Les investisseurs achètent des bons du Trésor US par pleines brouettes, par exemple. Pourquoi ? Parce que les régulateurs de la Fed ont pris le risque d’acheter des actions. Si les taux d’intérêt grimpent, la Fed achètera elle-même des obligations.
Nos chers lecteurs et connaisseurs du grand n’importe quoi réglementaire apprécieront la flexibilité de la banque centrale américaine. Son but est de pousser les investisseurs vers des actifs risqués… en pesant sur les rendements des bons du Trésor « sûrs ». La conséquence imprévue de cette manoeuvre est la création de rendements dignes d’une dépression… et des plus-values pour les acheteurs obligataires. Les investisseurs fuient les actions… et se ruent sur les bons du Trésor dont la Fed essayait de les faire sortir. C’est ainsi que la Fed réussit à plier sa jambe droite assez loin pour botter son propre postérieur.
Les gens qui n’aiment pas les riches devraient passer un peu de temps à réfléchir de quelle manière les riches le sont devenus. Etaient-ils plus intelligents que les autres ? Plus avides ? Ou simplement plus chanceux ?
Selon nos humbles observations, nous dirions qu’ils sont un peu de tout ça. Mais la majeure partie de l’aubaine dont ont profité les riches ces dernières années provient des régulateurs !
Oui, cher lecteur, les riches sont devenus plus riches grâce aux ronds-de-cuir… non à cause des riches eux-mêmes. En 1971, Richard Nixon a modifié la devise américaine. L’ancienne monnaie — adossée à l’or — coulait vers les producteurs, qui travaillaient dur. Elle était épargnée, investie, mise au travail. La nouvelle monnaie n’était pas comme ça. Elle fréquentait d’autres cercles. Elle préférait une autre classe d’amis — les banquiers, les gestionnaires, les investisseurs, les spéculateurs, les brasseurs de produits dérivés, les opérateurs de private equity…
Ce changement est bien illustré par la différence entre le candidat à la présidentielle Mitt Romney et son père. Le vieux gérait une entreprise d’automobile. Il construisait des voitures. C’est là qu’on se faisait de l’argent, à l’époque. Il fabriquait la Rambler. Nous en avions une. Elle était bon marché. Elle était moche. Elle roulait. Que demander de plus ?
Mais le fils n’a jamais rien fait… sinon de l’argent. Il n’a pas géré d’entreprises productives.
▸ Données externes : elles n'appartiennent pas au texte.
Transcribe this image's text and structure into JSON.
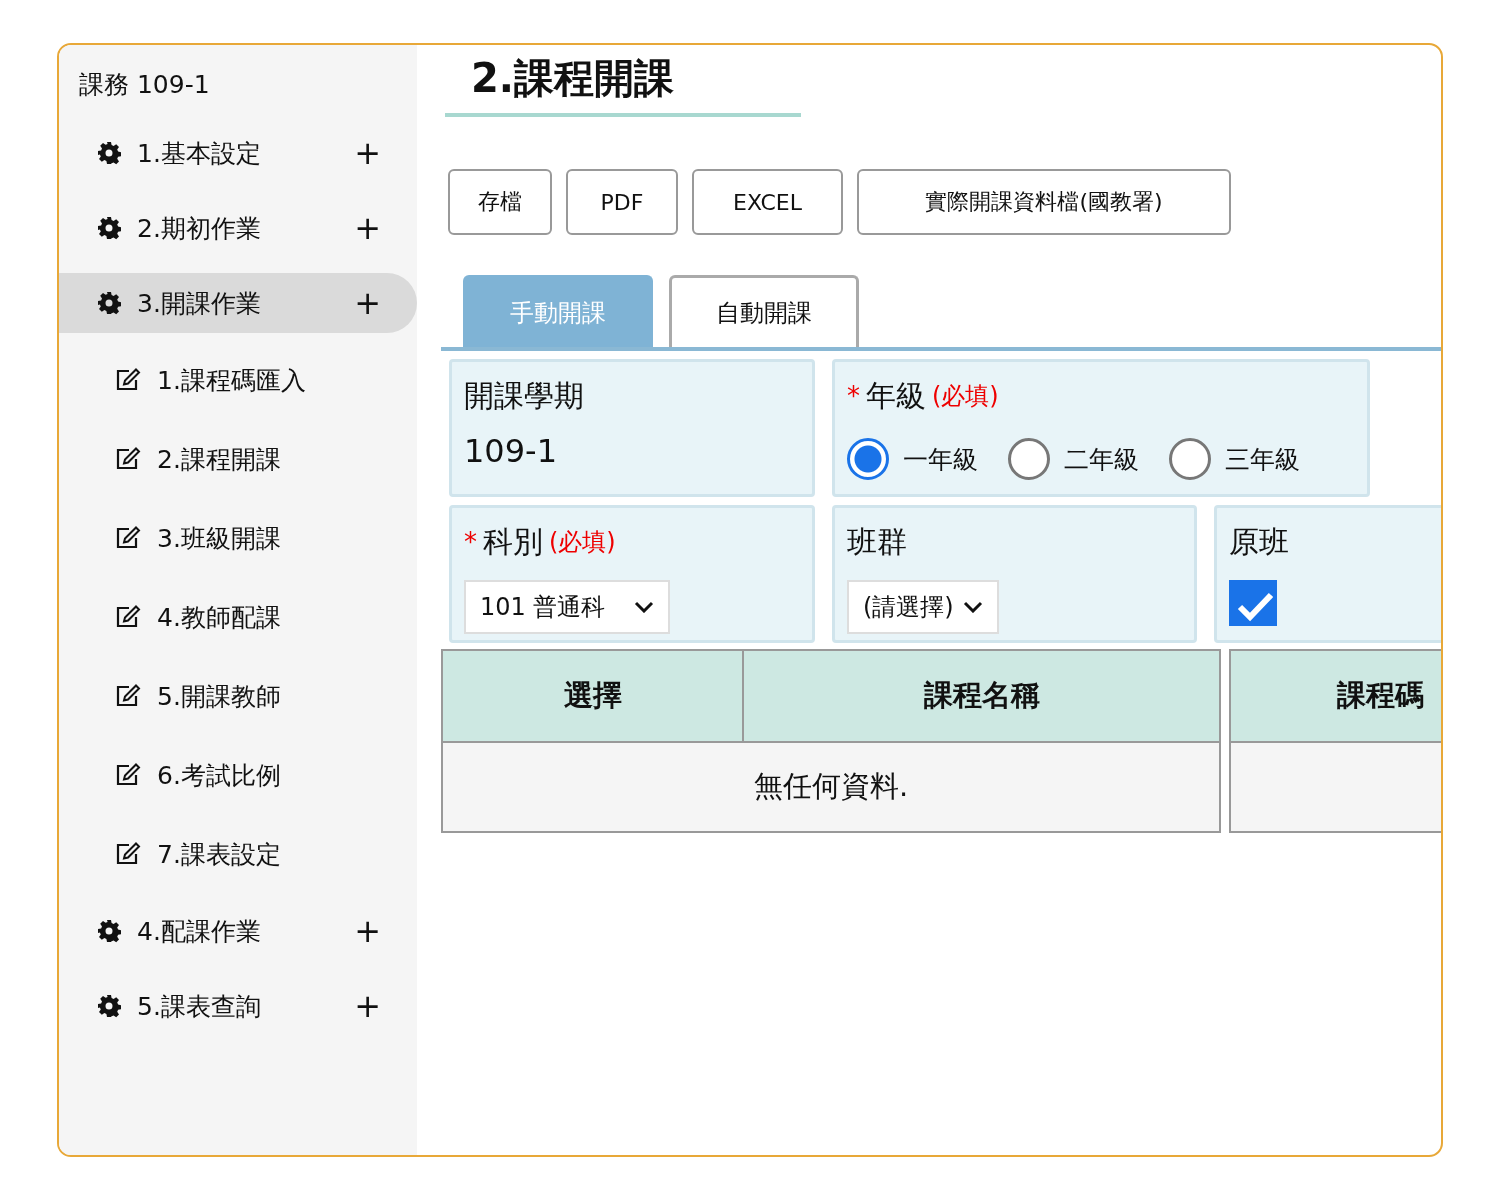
{
  "sidebar": {
    "title": "課務 109-1",
    "items": [
      {
        "label": "1.基本設定",
        "toggle": "+",
        "selected": false
      },
      {
        "label": "2.期初作業",
        "toggle": "+",
        "selected": false
      },
      {
        "label": "3.開課作業",
        "toggle": "+",
        "selected": true,
        "children": [
          {
            "label": "1.課程碼匯入",
            "selected": false
          },
          {
            "label": "2.課程開課",
            "selected": false
          },
          {
            "label": "3.班級開課",
            "selected": false
          },
          {
            "label": "4.教師配課",
            "selected": false
          },
          {
            "label": "5.開課教師",
            "selected": false
          },
          {
            "label": "6.考試比例",
            "selected": false
          },
          {
            "label": "7.課表設定",
            "selected": false
          }
        ]
      },
      {
        "label": "4.配課作業",
        "toggle": "+",
        "selected": false
      },
      {
        "label": "5.課表查詢",
        "toggle": "+",
        "selected": false
      }
    ]
  },
  "page": {
    "title": "2.課程開課",
    "buttons": [
      "存檔",
      "PDF",
      "EXCEL",
      "實際開課資料檔(國教署)"
    ],
    "tabs": [
      {
        "label": "手動開課",
        "selected": true
      },
      {
        "label": "自動開課",
        "selected": false
      }
    ],
    "semester": {
      "label": "開課學期",
      "value": "109-1"
    },
    "grade": {
      "required_mark": "*",
      "label": "年級",
      "required_note": "(必填)",
      "options": [
        {
          "label": "一年級",
          "selected": true
        },
        {
          "label": "二年級",
          "selected": false
        },
        {
          "label": "三年級",
          "selected": false
        }
      ]
    },
    "department": {
      "required_mark": "*",
      "label": "科別",
      "required_note": "(必填)",
      "value": "101 普通科"
    },
    "class_group": {
      "label": "班群",
      "value": "(請選擇)"
    },
    "original_class": {
      "label": "原班",
      "checked": true
    },
    "table": {
      "columns": [
        "選擇",
        "課程名稱",
        "課程碼"
      ],
      "empty_message": "無任何資料."
    }
  }
}
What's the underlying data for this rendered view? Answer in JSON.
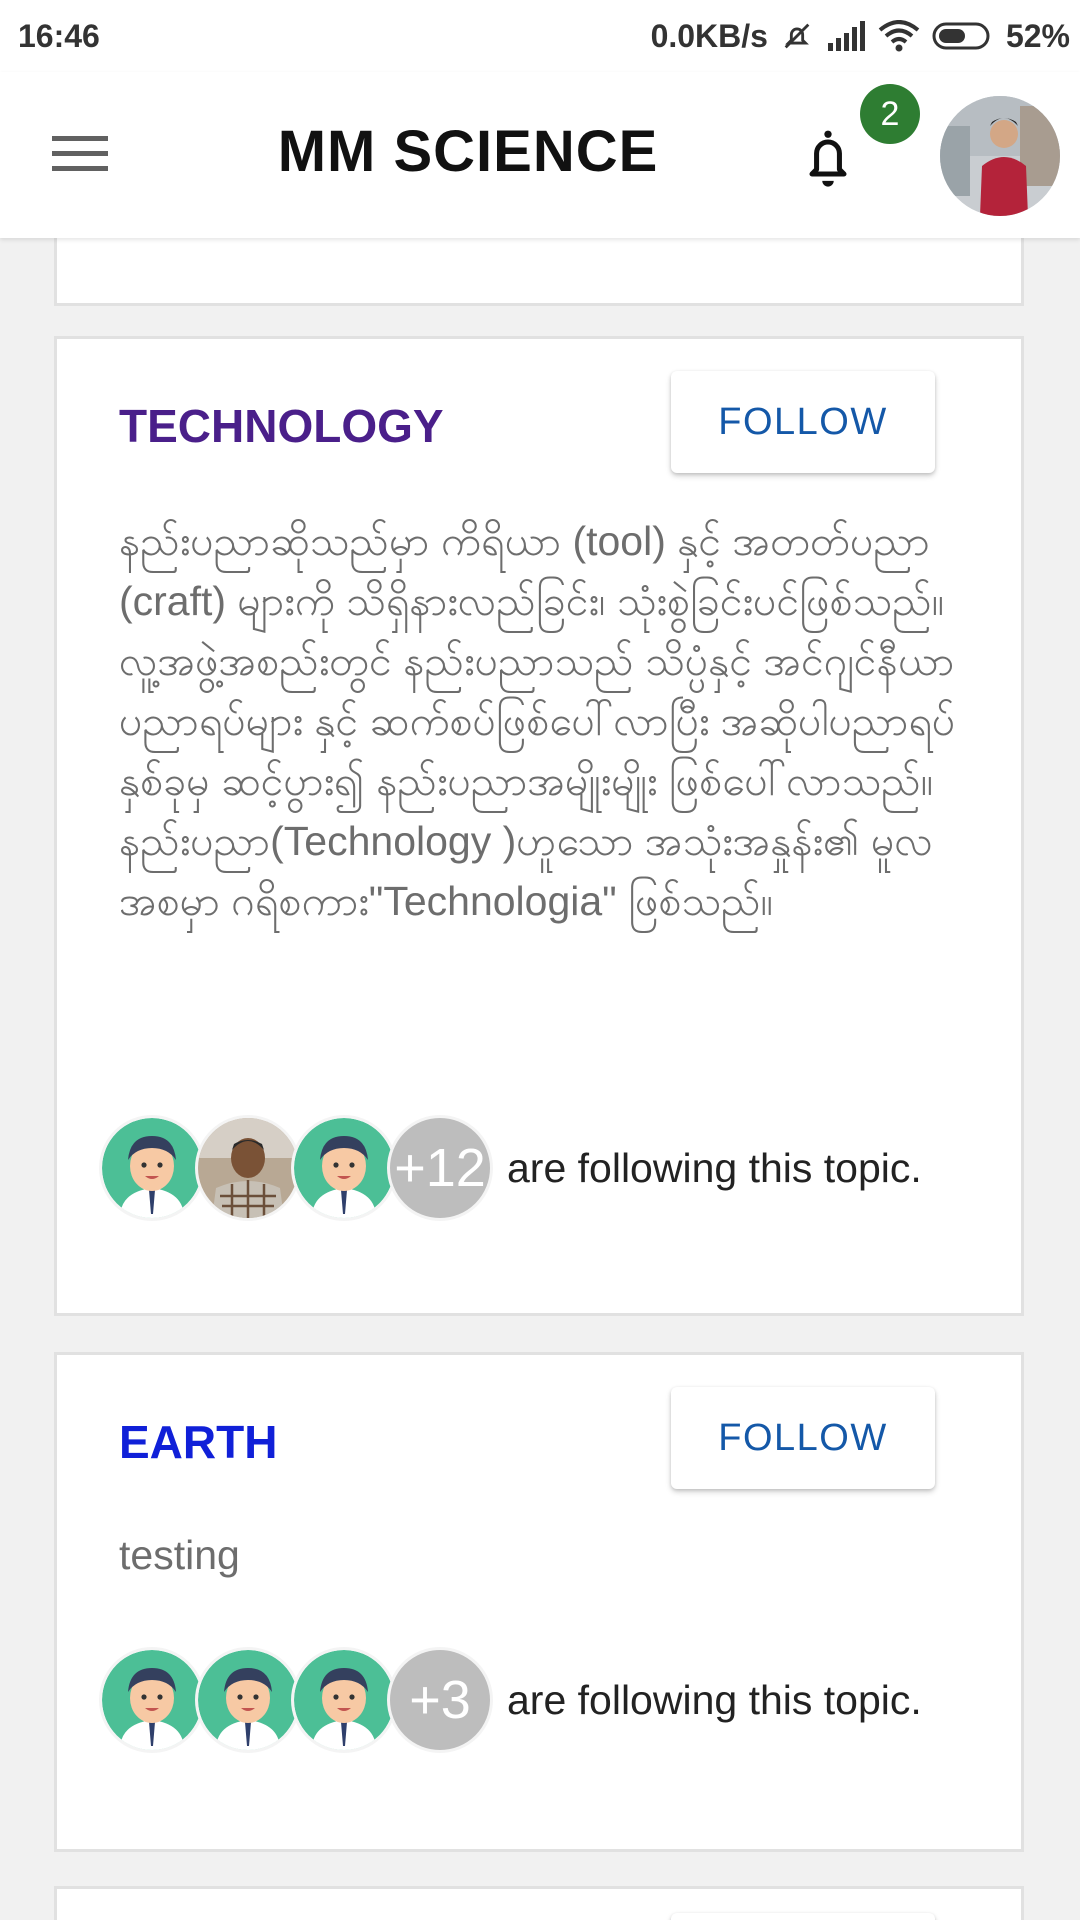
{
  "status_bar": {
    "time": "16:46",
    "network_speed": "0.0KB/s",
    "battery": "52%",
    "icons": [
      "muted-icon",
      "signal-icon",
      "wifi-icon",
      "battery-icon"
    ]
  },
  "app_bar": {
    "title": "MM SCIENCE",
    "notification_count": "2",
    "icons": [
      "menu-icon",
      "bell-icon"
    ]
  },
  "colors": {
    "technology": "#4a1f8a",
    "earth": "#1020d8",
    "follow_text": "#1458a8",
    "badge": "#2e7d32"
  },
  "topics": [
    {
      "name": "TECHNOLOGY",
      "follow_label": "FOLLOW",
      "description": "နည်းပညာဆိုသည်မှာ ကိရိယာ (tool) နှင့် အတတ်ပညာ (craft) များကို သိရှိနားလည်ခြင်း၊ သုံးစွဲခြင်းပင်ဖြစ်သည်။လူ့အဖွဲ့အစည်းတွင် နည်းပညာသည် သိပ္ပံနှင့် အင်ဂျင်နီယာပညာရပ်များ နှင့် ဆက်စပ်ဖြစ်ပေါ်လာပြီး အဆိုပါပညာရပ်နှစ်ခုမှ ဆင့်ပွား၍ နည်းပညာအမျိုးမျိုး ဖြစ်ပေါ်လာသည်။ နည်းပညာ(Technology )ဟူသော အသုံးအနှုန်း၏ မူလအစမှာ ဂရိစကား\"Technologia\" ဖြစ်သည်။",
      "follower_extra": "+12",
      "followers_text": "are following this topic."
    },
    {
      "name": "EARTH",
      "follow_label": "FOLLOW",
      "description": "testing",
      "follower_extra": "+3",
      "followers_text": "are following this topic."
    }
  ]
}
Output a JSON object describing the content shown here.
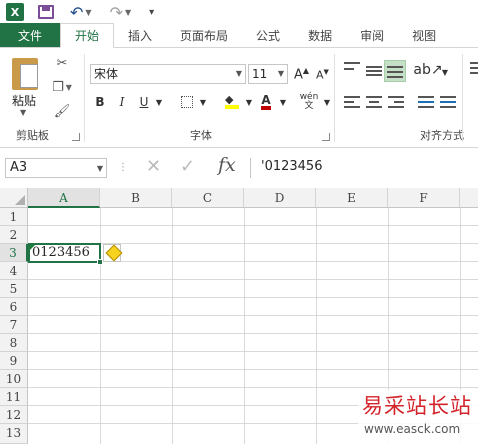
{
  "app": {
    "title": "Excel",
    "logo": "X"
  },
  "quick_access": {
    "save_icon": "save-icon",
    "undo_icon": "undo-icon",
    "redo_icon": "redo-icon",
    "customize_icon": "customize-icon"
  },
  "tabs": [
    {
      "label": "文件"
    },
    {
      "label": "开始"
    },
    {
      "label": "插入"
    },
    {
      "label": "页面布局"
    },
    {
      "label": "公式"
    },
    {
      "label": "数据"
    },
    {
      "label": "审阅"
    },
    {
      "label": "视图"
    }
  ],
  "ribbon": {
    "clipboard": {
      "paste_label": "粘贴",
      "group_label": "剪贴板"
    },
    "font": {
      "name": "宋体",
      "size": "11",
      "bold": "B",
      "italic": "I",
      "underline": "U",
      "group_label": "字体",
      "phonetic": "wén"
    },
    "alignment": {
      "group_label": "对齐方式"
    }
  },
  "formula_bar": {
    "name_box": "A3",
    "fx": "fx",
    "value": "'0123456"
  },
  "grid": {
    "columns": [
      "A",
      "B",
      "C",
      "D",
      "E",
      "F"
    ],
    "rows": [
      "1",
      "2",
      "3",
      "4",
      "5",
      "6",
      "7",
      "8",
      "9",
      "10",
      "11",
      "12",
      "13"
    ],
    "selected_cell": "A3",
    "cell_a3": "0123456"
  },
  "watermark": {
    "main": "易采站长站",
    "sub": "www.easck.com"
  },
  "colors": {
    "accent": "#217346",
    "font_color": "#c00000",
    "highlight": "#ffff00"
  }
}
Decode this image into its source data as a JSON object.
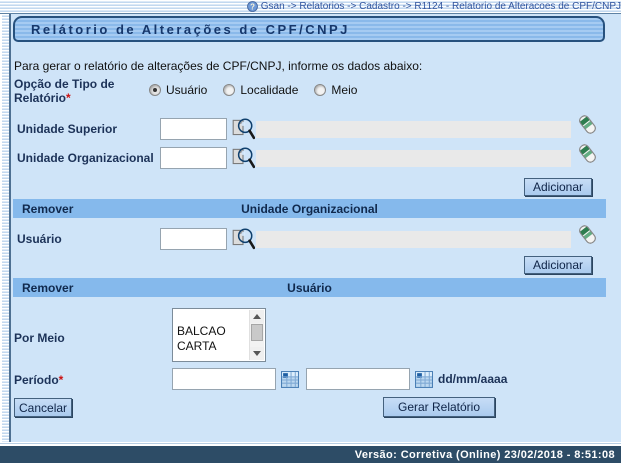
{
  "breadcrumb": {
    "text": "Gsan -> Relatorios -> Cadastro -> R1124 - Relatorio de Alteracoes de CPF/CNPJ"
  },
  "title": "Relátorio de Alterações de CPF/CNPJ",
  "intro": "Para gerar o relatório de alterações de CPF/CNPJ, informe os dados abaixo:",
  "report_type": {
    "label": "Opção de Tipo de Relatório",
    "required_mark": "*",
    "options": [
      {
        "label": "Usuário",
        "selected": true
      },
      {
        "label": "Localidade",
        "selected": false
      },
      {
        "label": "Meio",
        "selected": false
      }
    ]
  },
  "fields": {
    "unidade_superior": {
      "label": "Unidade Superior",
      "value": "",
      "display_value": ""
    },
    "unidade_organizacional": {
      "label": "Unidade Organizacional",
      "value": "",
      "display_value": ""
    },
    "usuario": {
      "label": "Usuário",
      "value": "",
      "display_value": ""
    }
  },
  "tables": [
    {
      "remover": "Remover",
      "col_title": "Unidade Organizacional"
    },
    {
      "remover": "Remover",
      "col_title": "Usuário"
    }
  ],
  "por_meio": {
    "label": "Por Meio",
    "options": [
      "",
      "BALCAO",
      "CARTA"
    ]
  },
  "periodo": {
    "label": "Período",
    "required_mark": "*",
    "start_value": "",
    "end_value": "",
    "format_hint": "dd/mm/aaaa"
  },
  "buttons": {
    "adicionar": "Adicionar",
    "cancelar": "Cancelar",
    "gerar": "Gerar Relatório"
  },
  "footer": {
    "text": "Versão: Corretiva (Online) 23/02/2018 - 8:51:08"
  },
  "icons": {
    "help": "help-icon",
    "search": "search-icon",
    "eraser": "eraser-icon",
    "calendar": "calendar-icon",
    "scroll_up": "scroll-up-icon",
    "scroll_down": "scroll-down-icon"
  },
  "colors": {
    "content_bg": "#cfe4f8",
    "table_header_bg": "#85b9ec",
    "title_border": "#27517e",
    "footer_bg": "#2d4c66",
    "button_bg": "#aacaee",
    "required": "#cc1111"
  }
}
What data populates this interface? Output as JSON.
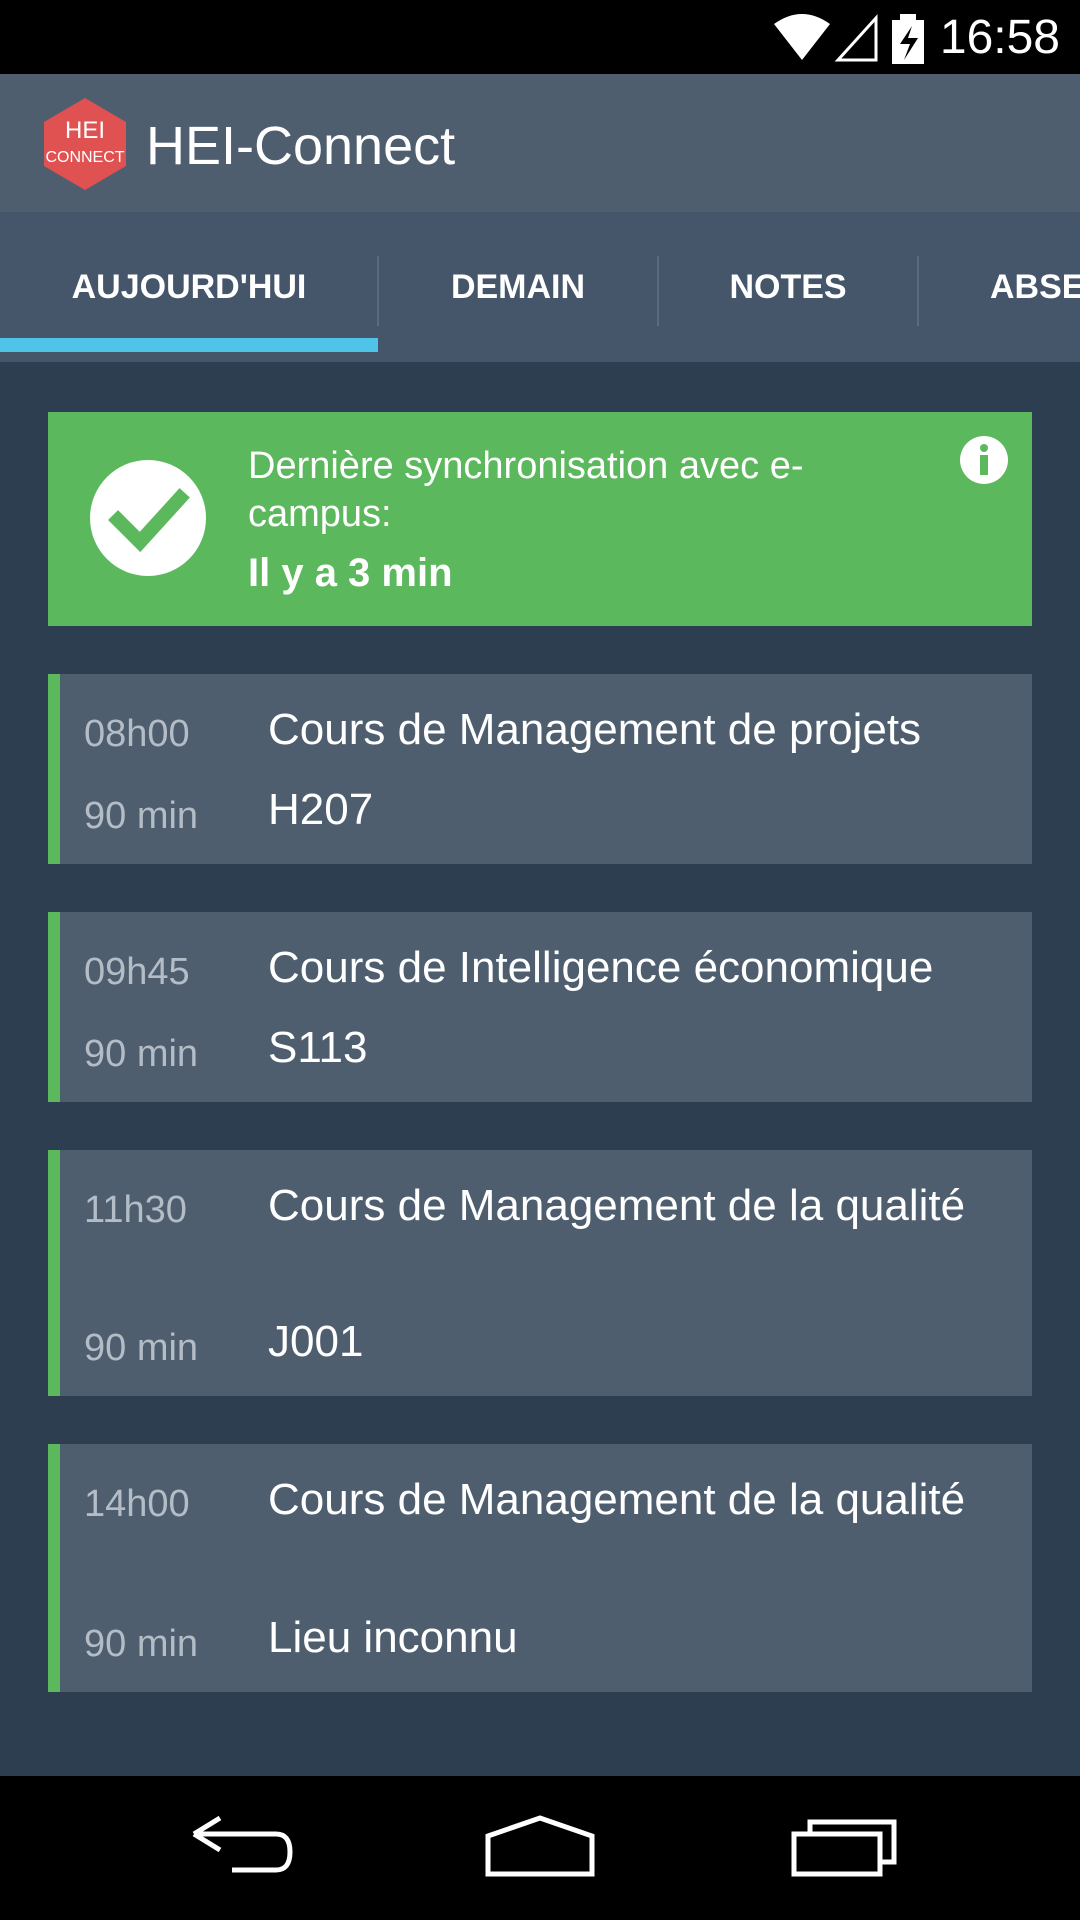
{
  "status_bar": {
    "time": "16:58",
    "icons": [
      "wifi-icon",
      "signal-icon",
      "battery-icon"
    ]
  },
  "app_bar": {
    "title": "HEI-Connect",
    "logo_line1": "HEI",
    "logo_line2": "CONNECT",
    "logo_color": "#e05252"
  },
  "tabs": [
    {
      "label": "AUJOURD'HUI",
      "selected": true
    },
    {
      "label": "DEMAIN",
      "selected": false
    },
    {
      "label": "NOTES",
      "selected": false
    },
    {
      "label": "ABSE",
      "selected": false
    }
  ],
  "sync": {
    "line1": "Dernière synchronisation avec e-campus:",
    "status": "Il y a 3 min",
    "icon": "check-circle-icon",
    "info_icon": "info-icon"
  },
  "courses": [
    {
      "time": "08h00",
      "duration": "90 min",
      "title": "Cours de Management de projets",
      "room": "H207"
    },
    {
      "time": "09h45",
      "duration": "90 min",
      "title": "Cours de Intelligence économique",
      "room": "S113"
    },
    {
      "time": "11h30",
      "duration": "90 min",
      "title": "Cours de Management de la qualité",
      "room": "J001"
    },
    {
      "time": "14h00",
      "duration": "90 min",
      "title": "Cours de Management de la qualité",
      "room": "Lieu inconnu"
    }
  ],
  "nav_bar": {
    "buttons": [
      "back-icon",
      "home-icon",
      "recents-icon"
    ]
  },
  "colors": {
    "accent": "#4fc3e8",
    "success": "#5cb85c",
    "background": "#2d3e50",
    "card": "#4e5e6e"
  }
}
Chez Bain Capital, c’était un membre prééminent de la nouvelle classe — les personnes qui allaient trafiquer lesdites entreprises productives.
En 2007, cette classe avait une tête trop grosse pour son chapeau. Toute la structure de capital a commencé à vaciller. Seule, elle se serait effondrée… emportant les riches dans sa chute.
Laissé à lui-même — sans le généreux soutien des autorités — le Dow aurait pu retomber à 6 000 en 2008… et continuer à baisser. Il aurait probablement fait chuter J.P. Morgan… Goldman Sachs… Bank of America… et la majeure partie du reste de Wall Street. Même General Motors, qui était alors devenue une société financière, se serait retrouvée en faillite.
Et aujourd’hui… il n’y aurait de loin pas autant de riches dont se plaindre. Problème résolu.
Au lieu de ça, les bidouilleurs ont bidouillé de manière à ce que leurs bidouillages restent bidouillés.